世界で獣医は考えた

"One Health"の実現のため国際保健の道を歩む獣医師の日々

One Health One World

No one left behind


上司の異動と方向転換

今週頭に大学院の後輩たちの修士論文発表会があり,今日はその打ち上げに行ってきます。自分の修士論文発表会からもう1年がたったのかと思うと,感慨深いのと共に時間のたつ早さに恐れおののいています。


 後輩の子たちはこれから3月末の卒業式まで完全フリー。学年の5~8割が外国人,残りもほとんどが外国で教育を受けた日本人なので卒業後は大部分が日本から飛び立っていきます。言語バリアが無い事をうらやましく思いつつも,私も早く外国で働けるよう,今は与えられたポジションで責務を果たしたいと思います。

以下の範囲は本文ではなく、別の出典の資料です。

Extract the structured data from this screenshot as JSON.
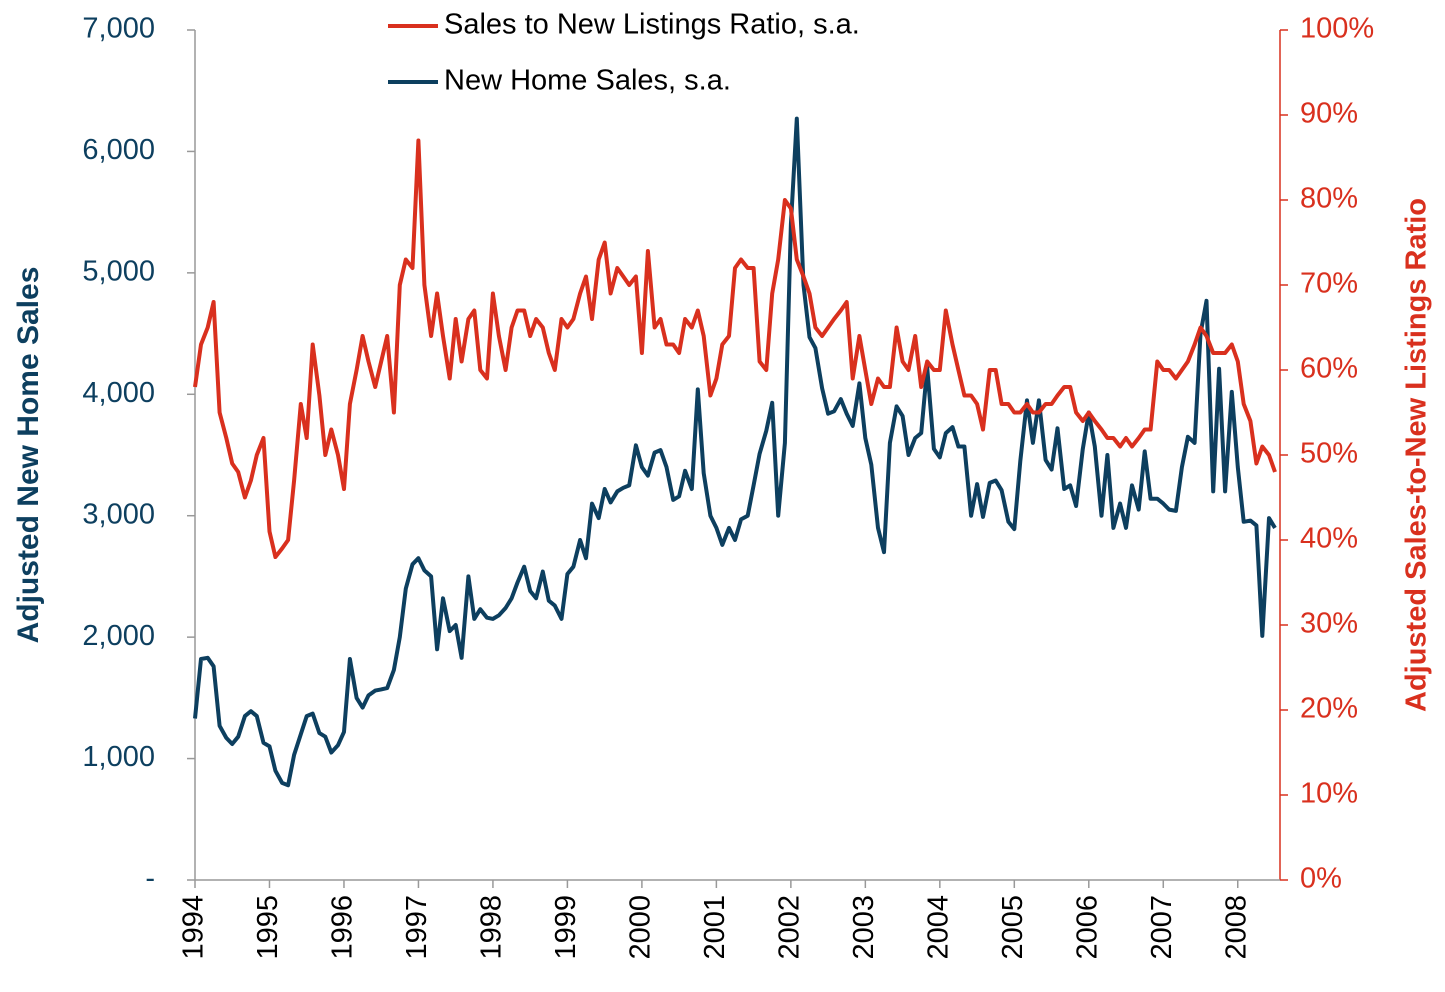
{
  "chart_data": {
    "type": "line",
    "y_label": "Adjusted New Home Sales",
    "y2_label": "Adjusted Sales-to-New Listings Ratio",
    "legend": "top",
    "grid": false,
    "xlim": [
      1994,
      2008.5
    ],
    "xticks": [
      1994,
      1995,
      1996,
      1997,
      1998,
      1999,
      2000,
      2001,
      2002,
      2003,
      2004,
      2005,
      2006,
      2007,
      2008
    ],
    "ylim": [
      0,
      7000
    ],
    "yticks": [
      {
        "value": 0,
        "label": "-"
      },
      {
        "value": 1000,
        "label": "1,000"
      },
      {
        "value": 2000,
        "label": "2,000"
      },
      {
        "value": 3000,
        "label": "3,000"
      },
      {
        "value": 4000,
        "label": "4,000"
      },
      {
        "value": 5000,
        "label": "5,000"
      },
      {
        "value": 6000,
        "label": "6,000"
      },
      {
        "value": 7000,
        "label": "7,000"
      }
    ],
    "y2lim": [
      0,
      100
    ],
    "y2ticks": [
      {
        "value": 0,
        "label": "0%"
      },
      {
        "value": 10,
        "label": "10%"
      },
      {
        "value": 20,
        "label": "20%"
      },
      {
        "value": 30,
        "label": "30%"
      },
      {
        "value": 40,
        "label": "40%"
      },
      {
        "value": 50,
        "label": "50%"
      },
      {
        "value": 60,
        "label": "60%"
      },
      {
        "value": 70,
        "label": "70%"
      },
      {
        "value": 80,
        "label": "80%"
      },
      {
        "value": 90,
        "label": "90%"
      },
      {
        "value": 100,
        "label": "100%"
      }
    ],
    "x": [
      1994.0,
      1994.08,
      1994.17,
      1994.25,
      1994.33,
      1994.42,
      1994.5,
      1994.58,
      1994.67,
      1994.75,
      1994.83,
      1994.92,
      1995.0,
      1995.08,
      1995.17,
      1995.25,
      1995.33,
      1995.42,
      1995.5,
      1995.58,
      1995.67,
      1995.75,
      1995.83,
      1995.92,
      1996.0,
      1996.08,
      1996.17,
      1996.25,
      1996.33,
      1996.42,
      1996.5,
      1996.58,
      1996.67,
      1996.75,
      1996.83,
      1996.92,
      1997.0,
      1997.08,
      1997.17,
      1997.25,
      1997.33,
      1997.42,
      1997.5,
      1997.58,
      1997.67,
      1997.75,
      1997.83,
      1997.92,
      1998.0,
      1998.08,
      1998.17,
      1998.25,
      1998.33,
      1998.42,
      1998.5,
      1998.58,
      1998.67,
      1998.75,
      1998.83,
      1998.92,
      1999.0,
      1999.08,
      1999.17,
      1999.25,
      1999.33,
      1999.42,
      1999.5,
      1999.58,
      1999.67,
      1999.75,
      1999.83,
      1999.92,
      2000.0,
      2000.08,
      2000.17,
      2000.25,
      2000.33,
      2000.42,
      2000.5,
      2000.58,
      2000.67,
      2000.75,
      2000.83,
      2000.92,
      2001.0,
      2001.08,
      2001.17,
      2001.25,
      2001.33,
      2001.42,
      2001.5,
      2001.58,
      2001.67,
      2001.75,
      2001.83,
      2001.92,
      2002.0,
      2002.08,
      2002.17,
      2002.25,
      2002.33,
      2002.42,
      2002.5,
      2002.58,
      2002.67,
      2002.75,
      2002.83,
      2002.92,
      2003.0,
      2003.08,
      2003.17,
      2003.25,
      2003.33,
      2003.42,
      2003.5,
      2003.58,
      2003.67,
      2003.75,
      2003.83,
      2003.92,
      2004.0,
      2004.08,
      2004.17,
      2004.25,
      2004.33,
      2004.42,
      2004.5,
      2004.58,
      2004.67,
      2004.75,
      2004.83,
      2004.92,
      2005.0,
      2005.08,
      2005.17,
      2005.25,
      2005.33,
      2005.42,
      2005.5,
      2005.58,
      2005.67,
      2005.75,
      2005.83,
      2005.92,
      2006.0,
      2006.08,
      2006.17,
      2006.25,
      2006.33,
      2006.42,
      2006.5,
      2006.58,
      2006.67,
      2006.75,
      2006.83,
      2006.92,
      2007.0,
      2007.08,
      2007.17,
      2007.25,
      2007.33,
      2007.42,
      2007.5,
      2007.58,
      2007.67,
      2007.75,
      2007.83,
      2007.92,
      2008.0,
      2008.08,
      2008.17,
      2008.25,
      2008.33,
      2008.42,
      2008.5
    ],
    "series": [
      {
        "name": "Sales to New Listings Ratio, s.a.",
        "color": "#d9301e",
        "axis": "y2",
        "values": [
          58,
          63,
          65,
          68,
          55,
          52,
          49,
          48,
          45,
          47,
          50,
          52,
          41,
          38,
          39,
          40,
          47,
          56,
          52,
          63,
          57,
          50,
          53,
          50,
          46,
          56,
          60,
          64,
          61,
          58,
          61,
          64,
          55,
          70,
          73,
          72,
          87,
          70,
          64,
          69,
          64,
          59,
          66,
          61,
          66,
          67,
          60,
          59,
          69,
          64,
          60,
          65,
          67,
          67,
          64,
          66,
          65,
          62,
          60,
          66,
          65,
          66,
          69,
          71,
          66,
          73,
          75,
          69,
          72,
          71,
          70,
          71,
          62,
          74,
          65,
          66,
          63,
          63,
          62,
          66,
          65,
          67,
          64,
          57,
          59,
          63,
          64,
          72,
          73,
          72,
          72,
          61,
          60,
          69,
          73,
          80,
          79,
          73,
          71,
          69,
          65,
          64,
          65,
          66,
          67,
          68,
          59,
          64,
          60,
          56,
          59,
          58,
          58,
          65,
          61,
          60,
          64,
          58,
          61,
          60,
          60,
          67,
          63,
          60,
          57,
          57,
          56,
          53,
          60,
          60,
          56,
          56,
          55,
          55,
          56,
          55,
          55,
          56,
          56,
          57,
          58,
          58,
          55,
          54,
          55,
          54,
          53,
          52,
          52,
          51,
          52,
          51,
          52,
          53,
          53,
          61,
          60,
          60,
          59,
          60,
          61,
          63,
          65,
          64,
          62,
          62,
          62,
          63,
          61,
          56,
          54,
          49,
          51,
          50,
          48
        ]
      },
      {
        "name": "New Home Sales, s.a.",
        "color": "#0d3f5f",
        "axis": "y",
        "values": [
          1330,
          1820,
          1830,
          1760,
          1270,
          1170,
          1120,
          1180,
          1350,
          1390,
          1350,
          1130,
          1100,
          900,
          800,
          780,
          1030,
          1200,
          1350,
          1370,
          1210,
          1180,
          1050,
          1110,
          1220,
          1820,
          1500,
          1420,
          1520,
          1560,
          1570,
          1580,
          1730,
          2000,
          2400,
          2600,
          2650,
          2550,
          2500,
          1900,
          2320,
          2050,
          2100,
          1830,
          2500,
          2150,
          2230,
          2160,
          2150,
          2180,
          2240,
          2320,
          2450,
          2580,
          2380,
          2320,
          2540,
          2300,
          2260,
          2150,
          2520,
          2580,
          2800,
          2650,
          3100,
          2980,
          3220,
          3110,
          3200,
          3230,
          3250,
          3580,
          3400,
          3330,
          3520,
          3540,
          3400,
          3130,
          3160,
          3370,
          3220,
          4040,
          3350,
          3000,
          2900,
          2760,
          2900,
          2800,
          2970,
          3000,
          3250,
          3510,
          3700,
          3930,
          3000,
          3600,
          5400,
          6270,
          4900,
          4470,
          4380,
          4050,
          3840,
          3860,
          3960,
          3840,
          3740,
          4090,
          3640,
          3420,
          2900,
          2700,
          3600,
          3900,
          3820,
          3500,
          3640,
          3680,
          4220,
          3550,
          3480,
          3680,
          3730,
          3570,
          3570,
          3000,
          3260,
          2990,
          3270,
          3290,
          3210,
          2950,
          2890,
          3450,
          3950,
          3600,
          3950,
          3460,
          3380,
          3720,
          3220,
          3250,
          3080,
          3550,
          3850,
          3570,
          3000,
          3500,
          2900,
          3100,
          2900,
          3250,
          3050,
          3530,
          3140,
          3140,
          3100,
          3050,
          3040,
          3400,
          3650,
          3600,
          4500,
          4770,
          3200,
          4210,
          3200,
          4020,
          3400,
          2950,
          2960,
          2920,
          2010,
          2980,
          2900
        ]
      }
    ]
  }
}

 昨日(2018/2/1)に書いたこれまでにあったことを書いていこうと思います。

今日は上司の異動と方向転換。


昨年の夏場に入省してからお世話になっていた上司(課長級)が異動し,新しい上司が来ました。彼は異動元の時から私の所属先とやりとりをしていたこともあり,また保健のバックグラウンドを持つ人でもあることから異動当初からバリバリに働く人でした。印象的なのは,「国際保健」について前の上司とまったく考え方も,仕事方針も違うという所でした。

前の上司はとても国家公務員的(或いは私の働いている省庁特有の?)な「積極的受け身(actively passive)」の人でした。現時点で抱え込まなくても良いような案件は積極的に受け持たないように裁きましょう,というスタンスです。

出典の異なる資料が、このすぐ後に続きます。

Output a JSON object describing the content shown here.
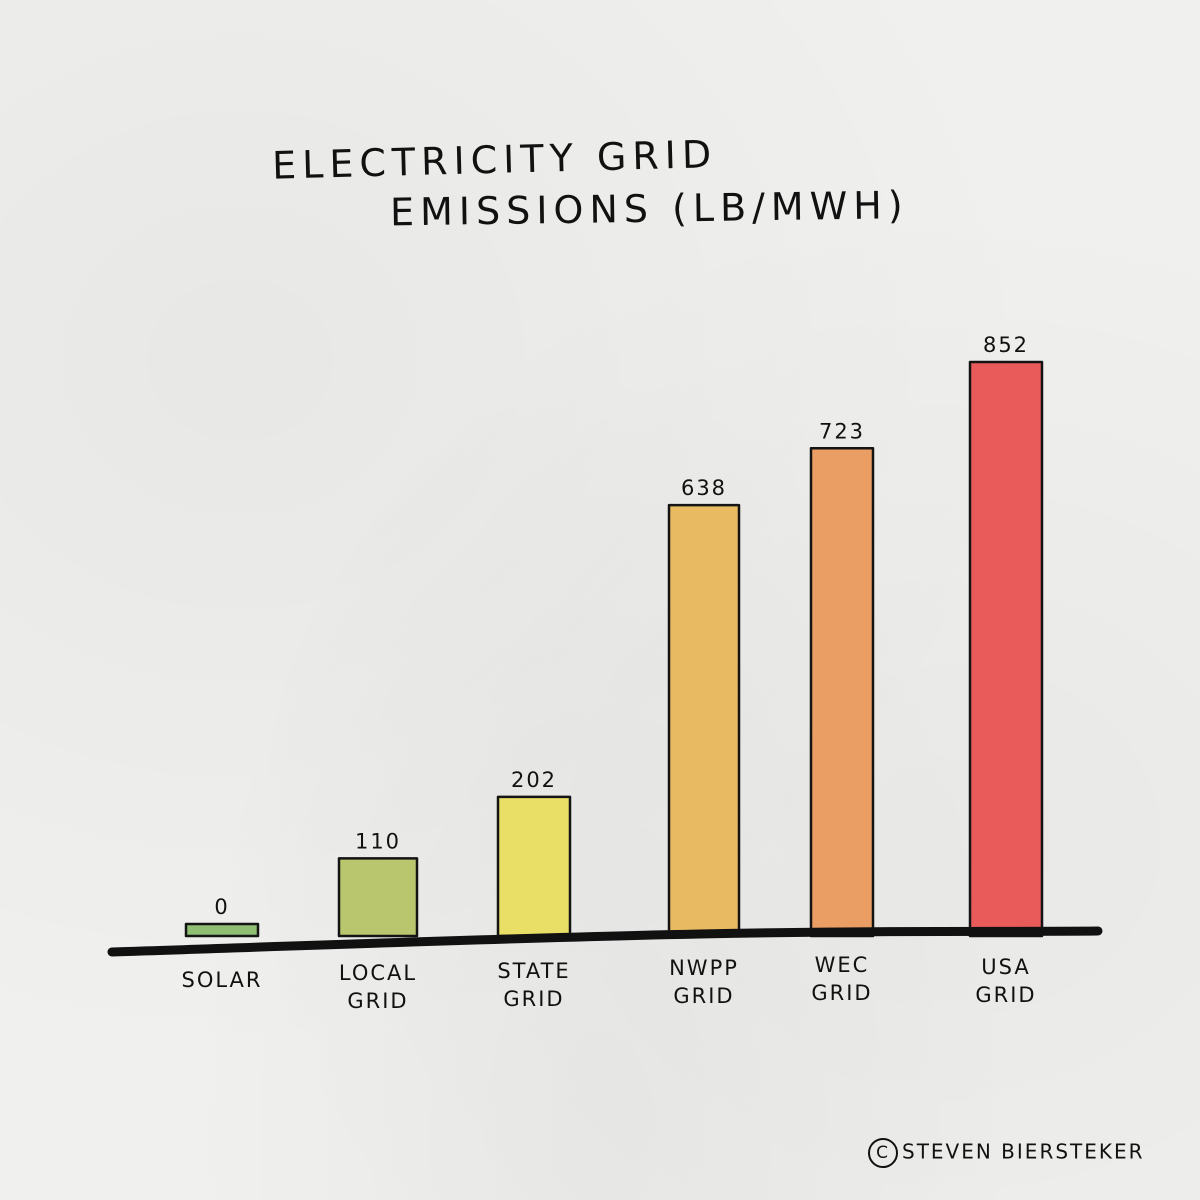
{
  "chart_data": {
    "type": "bar",
    "title_lines": [
      "ELECTRICITY GRID",
      "EMISSIONS (LB/MWH)"
    ],
    "categories": [
      [
        "SOLAR"
      ],
      [
        "LOCAL",
        "GRID"
      ],
      [
        "STATE",
        "GRID"
      ],
      [
        "NWPP",
        "GRID"
      ],
      [
        "WEC",
        "GRID"
      ],
      [
        "USA",
        "GRID"
      ]
    ],
    "values": [
      0,
      110,
      202,
      638,
      723,
      852
    ],
    "value_labels": [
      "0",
      "110",
      "202",
      "638",
      "723",
      "852"
    ],
    "colors": [
      "#8fbf72",
      "#b9c66e",
      "#e9df67",
      "#e8bb63",
      "#eb9e63",
      "#e85b5a"
    ],
    "ylim": [
      0,
      852
    ],
    "grid": false,
    "legend": "none"
  },
  "credit": {
    "symbol": "C",
    "text": "STEVEN BIERSTEKER"
  }
}
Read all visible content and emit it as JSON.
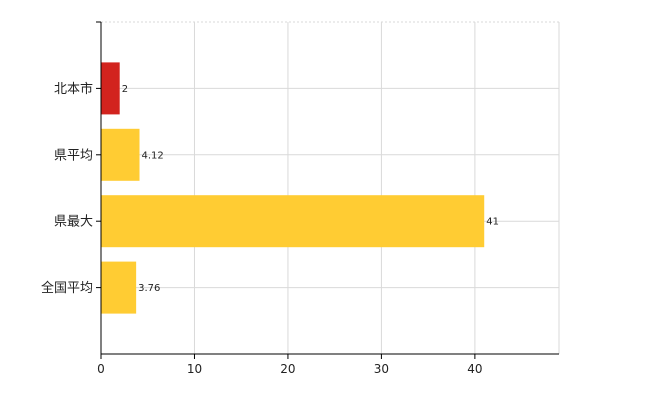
{
  "chart_data": {
    "type": "bar",
    "orientation": "horizontal",
    "title": "",
    "xlabel": "",
    "ylabel": "",
    "categories": [
      "北本市",
      "県平均",
      "県最大",
      "全国平均"
    ],
    "values": [
      2,
      4.12,
      41,
      3.76
    ],
    "data_labels": [
      "2",
      "4.12",
      "41",
      "3.76"
    ],
    "xlim": [
      0,
      49
    ],
    "xticks": [
      0,
      10,
      20,
      30,
      40
    ],
    "xtick_labels": [
      "0",
      "10",
      "20",
      "30",
      "40"
    ],
    "grid": true,
    "legend": "none",
    "colors": {
      "highlight": "#d2231e",
      "default": "#ffcc33",
      "grid": "#d9d9d9",
      "axis": "#000000"
    },
    "bar_colors": [
      "highlight",
      "default",
      "default",
      "default"
    ]
  }
}
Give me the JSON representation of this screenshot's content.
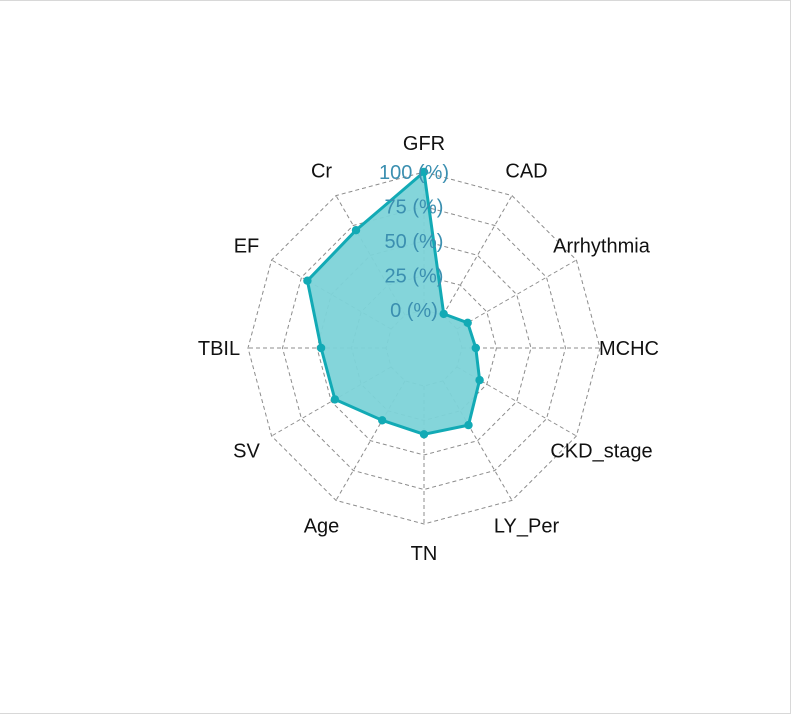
{
  "chart_data": {
    "type": "radar",
    "title": "",
    "axes": [
      "GFR",
      "CAD",
      "Arrhythmia",
      "MCHC",
      "CKD_stage",
      "LY_Per",
      "TN",
      "Age",
      "SV",
      "TBIL",
      "EF",
      "Cr"
    ],
    "tick_labels": [
      "0 (%)",
      "25 (%)",
      "50 (%)",
      "75 (%)",
      "100 (%)"
    ],
    "range": [
      0,
      100
    ],
    "series": [
      {
        "values": [
          100,
          1,
          9,
          10,
          19,
          37,
          35,
          33,
          47,
          47,
          70,
          71
        ]
      }
    ],
    "grid": "dashed-polygon",
    "colors": {
      "series_line": "#12aab5",
      "series_fill": "#7dd3d8",
      "grid": "#8c8c8c",
      "tick_text": "#3b8fb0"
    }
  }
}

 他方,今の上司はまさに「積極的能動(actively active)」の人で拾い上げられる案件は何でも積極的に拾っていこう,というスタンスです。そのため,私が受け持っている栄養案件についても積極的に取り上げられる機会が目に見えて増加しました。

栄養はもともと外部の人間に任せるような案件だったので,どちらかと言えばそこまで重要視されていなかったのですが,彼が来たことで一転主要案件の1つとなってしまいました。もともと許されている残業時間が40時間/月しかない中(言い換えればQOLが確保されたすばらしい環境),彼が異動してきてから目に見えて残業時間消化量が増えました。増えすぎて不可抗力にも拘わらず人事予算を司る庶務班長に嫌われるくらい増えました。統計的にも有意です(笑)。

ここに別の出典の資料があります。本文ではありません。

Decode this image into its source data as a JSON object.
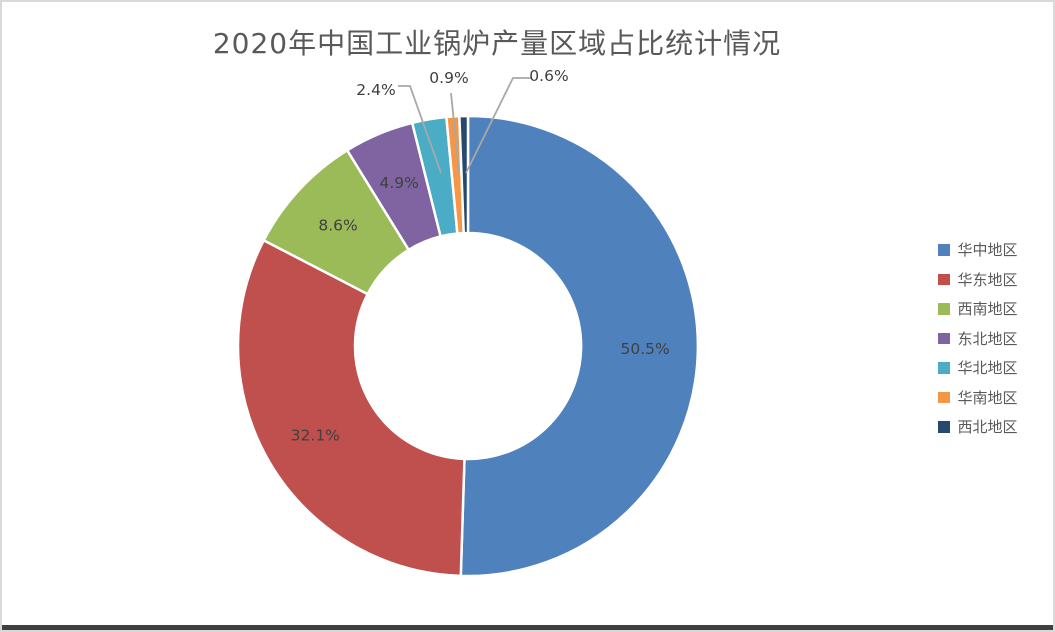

組織はトップが変われば雰囲気が変わるといいますが,ここまで180度変わる例も珍しいのではと個人的には思っています。そのため,必然的に業務は忙しくなりましたが,そのおかげでいろいろな経験をさせてもらえる機会も増えたと思います。特に今の室長はことあるごとに,官公庁における物事の見方,考え方についてその都度指導してくれます。それまでは正直,私の立場は雑件にとりあえず対応する外部のお手伝いさん位の立ち位置だったのですが,新しい室長は構成員の一人として,教育・指導もしてくれているのだと感じます。

正直に言えば,新室長に対しては余計な仕事を増やしやがって,と思う瞬間もなきにしもあらずですが,その反面とてもフランクでにこやかに接してくれる彼への信頼感があるのも確かです。


計らずして受け持っている案件がちょっとだけ主要な案件になってしまいましたが,このチャンスを活かして自分の養分にしていきたいと思います。